Редкая ясность ума, присущая Владимиру Голованову, при всех его эпохальных качествах ранимого интеллигента, творчески симптоматична. В юродивом бормотании Пригова, порой писавшего намеренно косноязычные стихи («Не сам придумал эту смерть / Но сам себе придумал сметь / Там где другой бы просто умер / Чем жить» – о Сталине), в чудачестве Рубинштейна, как бы сводившего поэзию к библиотечному каталогу, всё же угадывалось эхо просветительства. Как ни парадоксально, поэты, явившиеся на волне 80-х, скрытно сохраняли за собой некую учительную роль, быть может, неотделимую от понятия интеллигенция. Время, когда в поэзию пришли Дмитрий Пригов и Лев Рубинштейн, побуждало думать: совестью нации является не агитатор и горлан, а тихий интеллигент-просветитель.

 

В поэзии Голованова также угадываются литературные отголоски просвещения. Случайно ли, что поэт Евгений Бунимович, также творчески связанный с 80-ми, был школьным преподавателем Владимира Голованова? Учитель художественно благословил и напутствовал ученика, а после его внезапной смерти от несчастного случая опубликовал его стихи в «Юности» (№ 4, 1991). Роль наставника, которую Бунимович сыграл в судьбе Голованова, символична. Разумеется, речь идёт не о том, в какой школе Бунимович трудился, а о том, как Бунимович художественно осмыслял (и осмысляет) свою педагогическую профессию. Бунимович пишет: «Падают доски... / Идет общешкольный ремонт. / Он затянулся, как подобает ремонту. / Я засыпаю во время контрольных работ...». С одной стороны, учитель предстаёт как частное лицо, наделённое человеческой слабостью, с другой – он же одарён некой неземной мудростью. Случайна ли его отрешённость от всего сиюминутного? Учитель, который засыпает в школе, обаятельно странноват.

 

Если говорить не о должности, а об имидже намеренно дурковатого учителя, то у его истоков «Школа для дураков» Саши Соколова – явление литературной классики минувшего века.

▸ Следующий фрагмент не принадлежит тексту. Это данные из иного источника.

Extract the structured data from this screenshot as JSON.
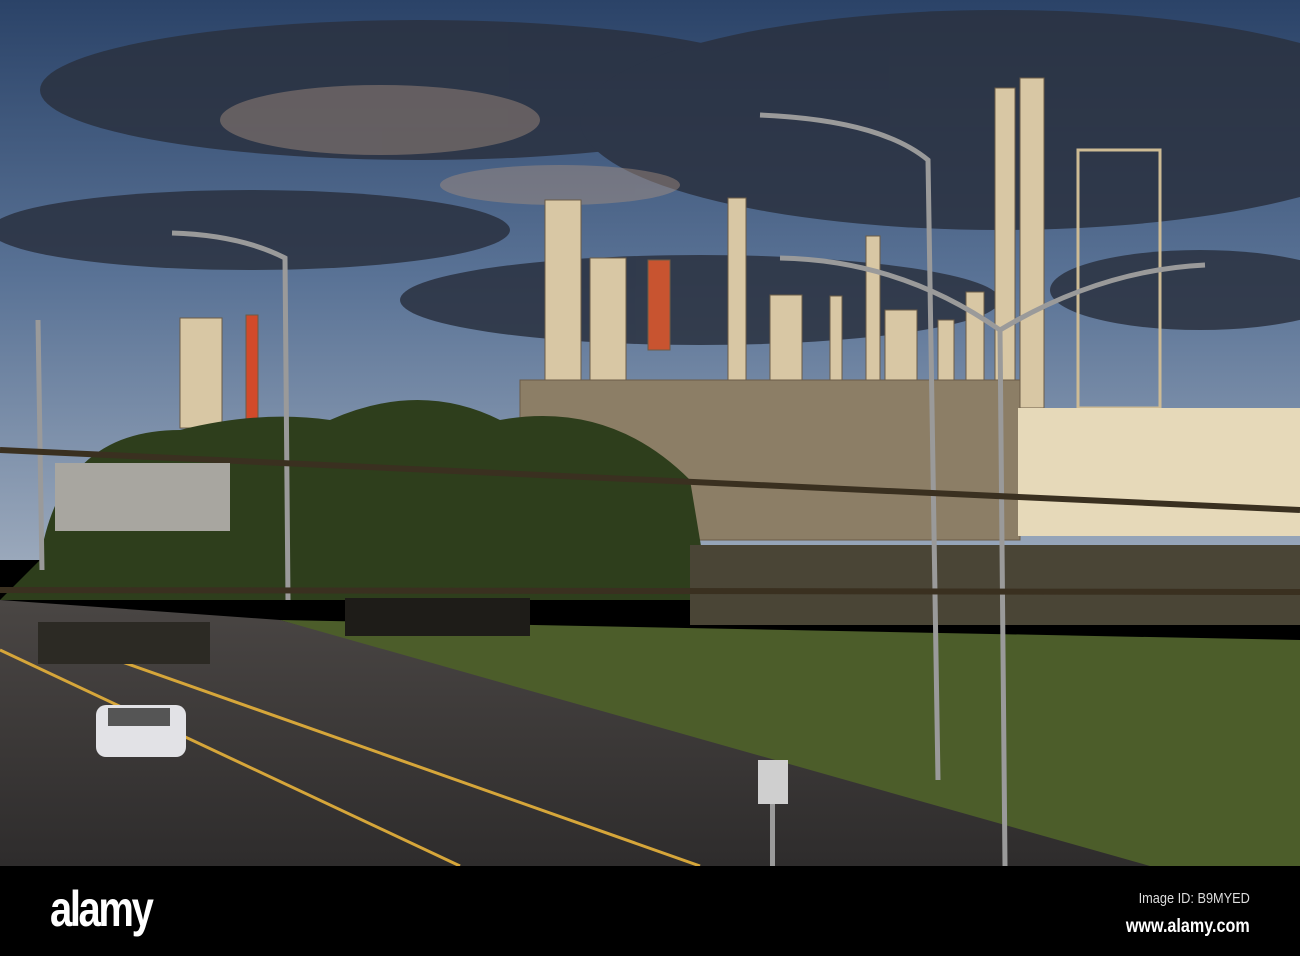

Действие повести Соколова происходит в таинственном пригороде, где обитают чудаковатый подросток и сельский учитель, также наделённый обаятельными странностями. Поэзия и проза, иногда сближаясь, всё-таки идут разными путями. Поэтому в данном случае уместна не столько литературная параллель Бунимовича и Соколова, сколько объединяющий двух авторов единый социогенетический тип юродивого мудреца, от обратного вызванный к жизни позднесоветской действительностью.

 

Голованов включается в круг взаимоотношений странноватого учителя – благодарного ученика, причём пребывание Владимира Голованова в означенном круге не требует прямых упоминаний Бунимовича. Такой ход был бы излишне буквален и помешал бы тайне творчества. Однако, оставляя Бунимовича за пределами строки, его преемник движется по его поэтическим дорожкам. Если для предшественника Голованова школа есть средоточие позднесоветского рутинёрства (бесконечный ремонт) и одновременно средоточие детской свежести бытия, то для ученика Бунимовича армия есть мир суровой дисциплины и одновременно мир юношеской романтики. В конечном счёте, оба поэта, старший и младший, смешливо воссоздают классическую диаду чувства и долга в их взаимной соотносительности.

 

С классическим началом у Голованова согласуется отвлечённое мышление, признак просветительства в литературе. Поэт пишет не о конкретных городах, а о неких понятийных полях, помеченных смыслоразличительными цветами, например:

 

Ночь имеет вкус горчицы,

Горькой как беда.

Жёлтый город мне приснится –

Это город А.

 

Подобно тому, как лирический персонаж Бунимовича засыпает во время контрольных работ, юноша поэт, Альтер эго Голованова видит город А отнюдь не наяву. В этот город, как мы убедимся, этапируют солдат. Показательна, разумеется, не дословная перекличка двух поэтов (она могла бы быть случайной), поразителен сходный тип словоупотребления у двух поэтов. У обоих авторов сон выступает и в качестве пленительной грёзы, и в качестве слова-символа, которым обозначены некие инертные имперские механизмы, явления необходимой шагистики, будь то бесконечный ремонт или передвижение солдат. Их поочерёдно направляют в город А или в город Б (также упомянутый у Голованова).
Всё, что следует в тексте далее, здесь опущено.